Ouyen United, a football club in north-west Victoria, holds a Heritage Round each season to honor the 43 defunct clubs that merged to form it. The club, now known as Ouyen United Kangas, is arguably Australia's most merged football club, a testament to the rural-urban drift that has reshaped country football.
Heritage Round celebrates defunct clubs
During Heritage Round, 101-year-old Norm Vallance, a former player for the defunct Kiamal club, attends in a blazer and tie, posing for photos at Blackburn Park. Vallance played only one game for Kiamal, now home to just three people. In 1981, Kiamal merged with arch-rivals Tiega to form Ouyen Rovers, part of a broader contraction of rural football in the Mallee region.

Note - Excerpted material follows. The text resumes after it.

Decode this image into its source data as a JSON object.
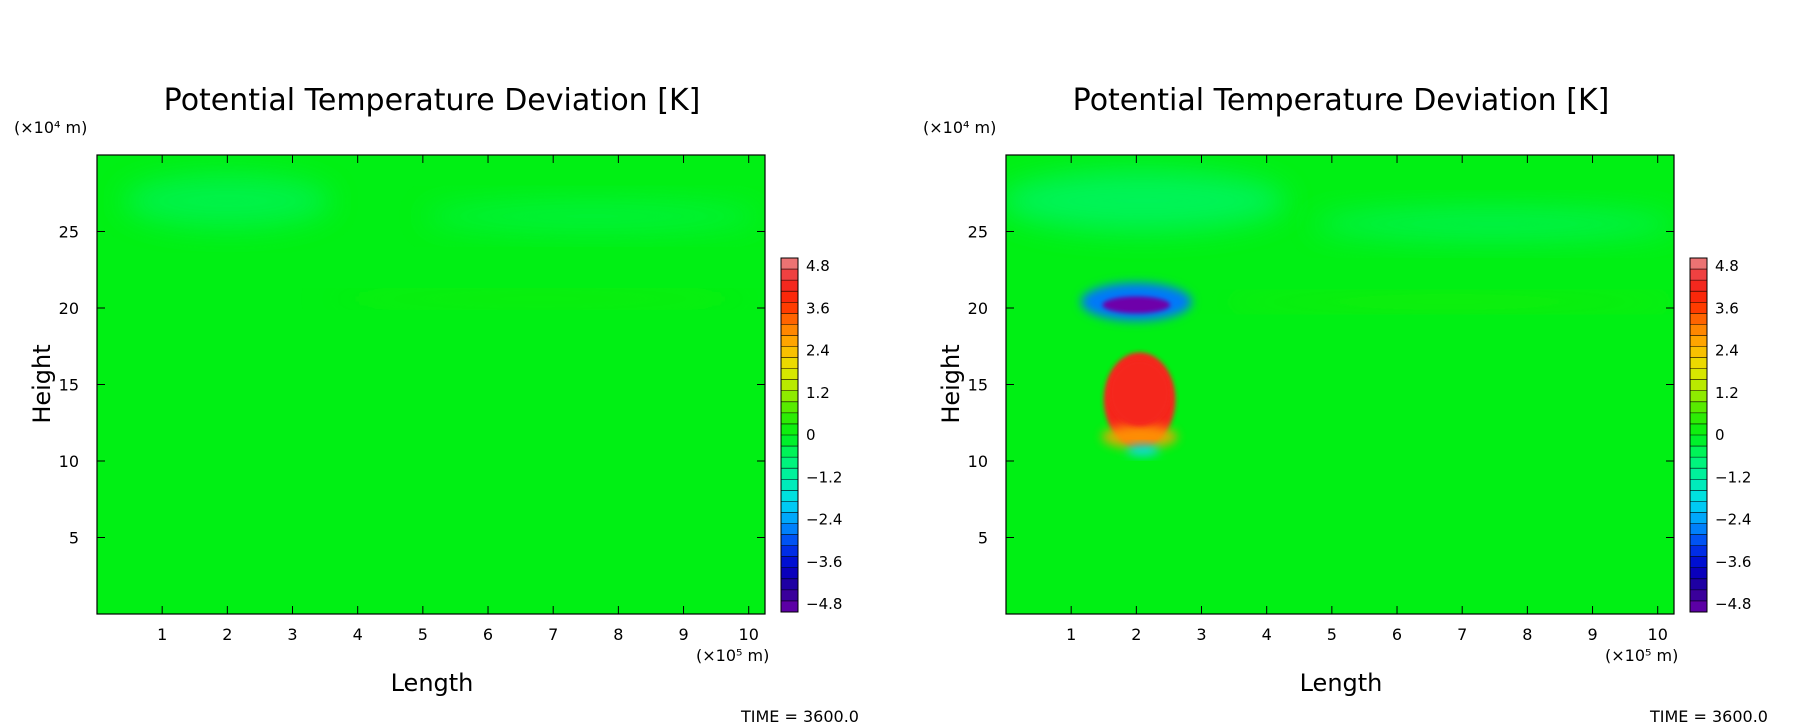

The Mallee, last settled in Victoria, saw a rush of families after the railway reached Ouyen by 1910. Schools and football clubs proliferated, but dust storms and the Depression made farming unviable, prompting families to drift to cities. By 1998, Ouyen Rovers merged with Tempy-Gorya-Patchewollock (TGP) to create Ouyen United, which later merged with Walpeup-Underbool in 2015 after the Mallee League dissolved.
Family dynasties and community ties
Walter “Spot” Munro, a Kiamal legend, watches his grandson Ethan play for Ouyen. Twenty-one Munros played for Kiamal, and nearly two-thirds of Ouyen's current senior players trace their lineage to the original clubs. Former president Fel Cua created Heritage Round in 2024 to keep those connections alive. “Those 40-odd clubs that have made us – we just want to keep the people connected to those clubs a part of what Ouyen is today,” he says.
Merger challenges and success
Andrew Willsmore, who played 440 games for Walpeup-Underbool, recalls the merger negotiations as “difficult, sometimes brutal.” The agreement gave Walpeup-Underbool's strip, Ouyen's name, and five home games in Ouyen, three at Underbool. In 2016, Ouyen United Kangas shocked the Mildura establishment by winning the Sunraysia League grand final against Mildura Demons. “They ran out of food, grog, everything,” says president Mick Pole. “That success was crucial in cementing the merger.”
Nine wooden poles at Blackburn Park represent the clubs merged since World War II, painted by students. Vallance passes the Kiamal pole, and Pole reflects: “That link to the past can’t fade. If it does, we’re buggered. Nurturing that is what will keep us alive as a club.”